Don Paterson was named the winner of the 11th T. S. Eliot Prize for Poetry at an award ceremony held at Lancaster House in London on Monday 19 January. He was presented with a cheque for £10,000 by Mrs Valerie Eliot, who has supported the Prize since its inception in 1993. The ceremony was hosted by Estelle Morris, Minister for the Arts.
Paterson’s book, Landing Light (Faber & Faber, 2003), was judged to be the best collection of new poetry published in the UK and Ireland in 2003 by a panel of poets comprising George Szirtes (Chair), David Harsent and Mimi Khalvati.
The Prize is awarded by the Poetry Book Society. T. S. Eliot was a founder member of the Poetry Book Society in 1953. Previous winners include Les Murray, Ted Hughes and Alice Oswald – and Don Paterson himself in 1997 with God’s Gift to Women (Faber & Faber). He is the first poet to win the T. S. Eliot Prize twice.
Landing Light is Don Paterson’s most accomplished and spiritual collection to date. Chair of the Judges, George Szirtes, commented:
Don Paterson offers what Eliot demanded: complexity and intensity of emotion, an intuitive understanding of tradition and what it makes possible, and, at the same time, a freshness that is like clear spring water. His work is superbly authoritative, deeply felt, playful and properly ambitious.
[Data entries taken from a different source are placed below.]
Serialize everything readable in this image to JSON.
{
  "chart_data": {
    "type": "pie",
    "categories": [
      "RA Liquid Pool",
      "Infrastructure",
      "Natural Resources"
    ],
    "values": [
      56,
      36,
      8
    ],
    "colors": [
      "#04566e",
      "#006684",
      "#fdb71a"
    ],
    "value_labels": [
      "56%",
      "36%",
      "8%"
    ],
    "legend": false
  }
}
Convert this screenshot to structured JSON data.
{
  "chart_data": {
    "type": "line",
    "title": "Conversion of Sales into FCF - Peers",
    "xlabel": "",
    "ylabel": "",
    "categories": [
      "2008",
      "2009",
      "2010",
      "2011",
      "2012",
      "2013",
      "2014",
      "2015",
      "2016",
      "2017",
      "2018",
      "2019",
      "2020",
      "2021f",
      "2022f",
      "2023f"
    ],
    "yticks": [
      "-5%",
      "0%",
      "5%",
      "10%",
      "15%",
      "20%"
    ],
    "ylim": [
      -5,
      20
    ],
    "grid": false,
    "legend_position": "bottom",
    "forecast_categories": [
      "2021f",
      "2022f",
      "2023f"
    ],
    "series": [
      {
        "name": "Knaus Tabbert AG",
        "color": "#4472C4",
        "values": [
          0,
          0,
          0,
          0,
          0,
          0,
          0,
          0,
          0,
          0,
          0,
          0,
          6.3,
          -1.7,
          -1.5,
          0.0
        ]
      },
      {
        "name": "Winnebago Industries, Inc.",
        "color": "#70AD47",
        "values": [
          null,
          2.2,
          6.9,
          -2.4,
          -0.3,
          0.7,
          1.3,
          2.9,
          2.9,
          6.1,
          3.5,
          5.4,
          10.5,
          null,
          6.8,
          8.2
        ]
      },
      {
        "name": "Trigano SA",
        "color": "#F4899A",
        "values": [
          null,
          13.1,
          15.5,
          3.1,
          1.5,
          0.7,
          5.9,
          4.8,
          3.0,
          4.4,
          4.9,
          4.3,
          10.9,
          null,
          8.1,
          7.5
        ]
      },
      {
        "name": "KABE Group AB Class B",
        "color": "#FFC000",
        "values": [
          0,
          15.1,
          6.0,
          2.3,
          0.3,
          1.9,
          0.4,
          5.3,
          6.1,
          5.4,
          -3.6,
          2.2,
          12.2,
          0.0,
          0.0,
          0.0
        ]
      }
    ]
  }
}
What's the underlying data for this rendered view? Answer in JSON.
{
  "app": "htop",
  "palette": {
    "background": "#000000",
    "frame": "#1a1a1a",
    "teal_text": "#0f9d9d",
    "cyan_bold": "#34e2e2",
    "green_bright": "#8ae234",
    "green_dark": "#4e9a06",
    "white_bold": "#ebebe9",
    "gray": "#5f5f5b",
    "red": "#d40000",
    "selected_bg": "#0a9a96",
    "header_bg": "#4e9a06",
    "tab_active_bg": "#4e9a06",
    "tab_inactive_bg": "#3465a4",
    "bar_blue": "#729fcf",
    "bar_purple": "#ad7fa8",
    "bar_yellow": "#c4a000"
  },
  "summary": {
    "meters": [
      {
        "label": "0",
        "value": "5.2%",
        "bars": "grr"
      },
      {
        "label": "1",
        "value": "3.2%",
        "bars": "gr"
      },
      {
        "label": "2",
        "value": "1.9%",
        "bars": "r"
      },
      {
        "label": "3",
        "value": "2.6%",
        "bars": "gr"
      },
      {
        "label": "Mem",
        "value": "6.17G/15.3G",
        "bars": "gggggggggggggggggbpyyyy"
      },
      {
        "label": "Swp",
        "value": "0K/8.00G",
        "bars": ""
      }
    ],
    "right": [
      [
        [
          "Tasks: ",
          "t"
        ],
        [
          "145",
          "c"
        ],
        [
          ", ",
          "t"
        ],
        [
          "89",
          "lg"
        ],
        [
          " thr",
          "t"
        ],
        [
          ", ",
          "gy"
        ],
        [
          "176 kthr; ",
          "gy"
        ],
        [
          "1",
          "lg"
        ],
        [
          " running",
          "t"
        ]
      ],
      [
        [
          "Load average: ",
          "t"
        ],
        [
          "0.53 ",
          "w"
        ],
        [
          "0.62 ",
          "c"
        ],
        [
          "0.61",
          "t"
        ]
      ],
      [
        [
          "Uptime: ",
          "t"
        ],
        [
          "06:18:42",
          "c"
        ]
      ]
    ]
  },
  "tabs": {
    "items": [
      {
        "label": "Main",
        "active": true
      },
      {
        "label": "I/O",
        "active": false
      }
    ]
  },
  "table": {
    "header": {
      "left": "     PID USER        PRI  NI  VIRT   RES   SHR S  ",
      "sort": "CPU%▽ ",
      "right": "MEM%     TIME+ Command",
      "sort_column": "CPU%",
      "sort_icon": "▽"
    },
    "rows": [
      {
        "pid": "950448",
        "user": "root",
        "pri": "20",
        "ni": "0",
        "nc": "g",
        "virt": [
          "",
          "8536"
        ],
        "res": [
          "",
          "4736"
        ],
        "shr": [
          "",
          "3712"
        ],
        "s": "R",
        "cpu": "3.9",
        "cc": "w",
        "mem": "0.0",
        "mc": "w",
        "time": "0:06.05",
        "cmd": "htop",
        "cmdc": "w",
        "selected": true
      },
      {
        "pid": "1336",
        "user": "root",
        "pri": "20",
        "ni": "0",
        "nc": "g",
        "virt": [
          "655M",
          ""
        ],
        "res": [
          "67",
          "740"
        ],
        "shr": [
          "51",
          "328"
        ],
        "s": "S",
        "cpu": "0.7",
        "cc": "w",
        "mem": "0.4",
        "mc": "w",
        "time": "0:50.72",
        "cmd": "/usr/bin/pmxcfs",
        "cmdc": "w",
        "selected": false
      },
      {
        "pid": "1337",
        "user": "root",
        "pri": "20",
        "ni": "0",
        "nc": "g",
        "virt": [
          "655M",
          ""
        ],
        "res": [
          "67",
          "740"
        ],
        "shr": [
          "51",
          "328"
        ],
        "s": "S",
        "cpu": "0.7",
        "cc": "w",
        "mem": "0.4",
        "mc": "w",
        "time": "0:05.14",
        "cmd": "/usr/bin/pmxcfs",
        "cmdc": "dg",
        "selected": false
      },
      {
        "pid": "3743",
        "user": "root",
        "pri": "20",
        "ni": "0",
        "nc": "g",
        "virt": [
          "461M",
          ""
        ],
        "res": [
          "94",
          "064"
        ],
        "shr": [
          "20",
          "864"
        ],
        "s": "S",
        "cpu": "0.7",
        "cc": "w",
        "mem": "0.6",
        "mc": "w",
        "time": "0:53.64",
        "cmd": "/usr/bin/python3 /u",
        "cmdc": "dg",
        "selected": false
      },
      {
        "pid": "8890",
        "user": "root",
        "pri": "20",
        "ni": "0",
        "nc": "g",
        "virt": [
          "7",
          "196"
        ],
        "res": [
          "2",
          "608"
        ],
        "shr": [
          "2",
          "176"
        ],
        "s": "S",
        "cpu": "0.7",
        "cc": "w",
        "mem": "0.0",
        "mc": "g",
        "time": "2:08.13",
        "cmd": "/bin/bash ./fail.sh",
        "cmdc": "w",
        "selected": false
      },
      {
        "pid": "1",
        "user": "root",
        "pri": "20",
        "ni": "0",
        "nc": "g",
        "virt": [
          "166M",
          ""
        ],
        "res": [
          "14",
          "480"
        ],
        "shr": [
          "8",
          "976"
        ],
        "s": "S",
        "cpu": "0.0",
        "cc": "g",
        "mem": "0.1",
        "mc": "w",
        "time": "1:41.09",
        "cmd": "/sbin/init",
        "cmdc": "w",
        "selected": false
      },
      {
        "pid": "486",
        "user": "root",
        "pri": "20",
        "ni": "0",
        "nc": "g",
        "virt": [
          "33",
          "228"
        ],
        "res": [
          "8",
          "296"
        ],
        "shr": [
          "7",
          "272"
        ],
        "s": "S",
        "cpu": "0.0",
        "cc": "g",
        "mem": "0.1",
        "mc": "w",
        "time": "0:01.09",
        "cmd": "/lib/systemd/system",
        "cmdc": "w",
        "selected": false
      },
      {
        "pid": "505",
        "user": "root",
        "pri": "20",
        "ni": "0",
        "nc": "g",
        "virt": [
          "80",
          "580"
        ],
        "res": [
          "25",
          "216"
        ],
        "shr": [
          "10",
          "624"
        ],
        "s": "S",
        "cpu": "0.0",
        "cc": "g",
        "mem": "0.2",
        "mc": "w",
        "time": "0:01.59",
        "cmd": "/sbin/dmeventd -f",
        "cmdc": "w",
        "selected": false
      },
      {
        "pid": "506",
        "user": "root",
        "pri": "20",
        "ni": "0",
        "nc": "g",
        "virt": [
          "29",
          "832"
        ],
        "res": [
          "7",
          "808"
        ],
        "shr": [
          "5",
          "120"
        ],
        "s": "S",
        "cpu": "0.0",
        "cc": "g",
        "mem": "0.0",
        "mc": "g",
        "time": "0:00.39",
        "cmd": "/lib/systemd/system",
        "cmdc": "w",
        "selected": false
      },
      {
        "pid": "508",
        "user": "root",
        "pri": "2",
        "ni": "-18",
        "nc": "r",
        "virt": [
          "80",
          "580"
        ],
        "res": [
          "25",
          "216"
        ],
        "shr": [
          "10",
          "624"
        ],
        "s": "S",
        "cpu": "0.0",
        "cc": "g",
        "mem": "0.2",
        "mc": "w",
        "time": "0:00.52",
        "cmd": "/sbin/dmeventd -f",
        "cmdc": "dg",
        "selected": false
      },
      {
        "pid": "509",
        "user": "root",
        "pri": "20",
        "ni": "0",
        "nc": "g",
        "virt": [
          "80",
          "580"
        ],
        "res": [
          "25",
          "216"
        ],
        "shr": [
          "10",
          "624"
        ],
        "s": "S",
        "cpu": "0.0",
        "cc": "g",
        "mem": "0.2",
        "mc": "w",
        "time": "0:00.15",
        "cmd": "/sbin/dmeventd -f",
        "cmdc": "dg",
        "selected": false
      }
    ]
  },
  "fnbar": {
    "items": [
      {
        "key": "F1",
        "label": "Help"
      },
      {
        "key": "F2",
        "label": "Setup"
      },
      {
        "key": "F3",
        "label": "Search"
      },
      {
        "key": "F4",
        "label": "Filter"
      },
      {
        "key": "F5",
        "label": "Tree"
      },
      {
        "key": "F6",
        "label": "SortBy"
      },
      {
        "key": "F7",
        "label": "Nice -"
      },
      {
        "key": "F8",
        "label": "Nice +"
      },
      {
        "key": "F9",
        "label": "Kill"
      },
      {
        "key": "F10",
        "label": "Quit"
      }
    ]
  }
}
Don Paterson was born in Dundee in 1963, and works as a writer, editor and musician. He has also written drama for the stage and for radio, and worked as a reviewer and columnist for several national newspapers. As a jazz guitarist, he works solo and with the ensemble Lammas, with whom he has recorded five albums.
This article has been republished to provide a fuller picture of the T. S. Eliot Prize history. The Poetry Book Society ran the T. S. Eliot Prize until 2016, when the T. S. Eliot Foundation took over the Prize, the estate having supported it since its inception.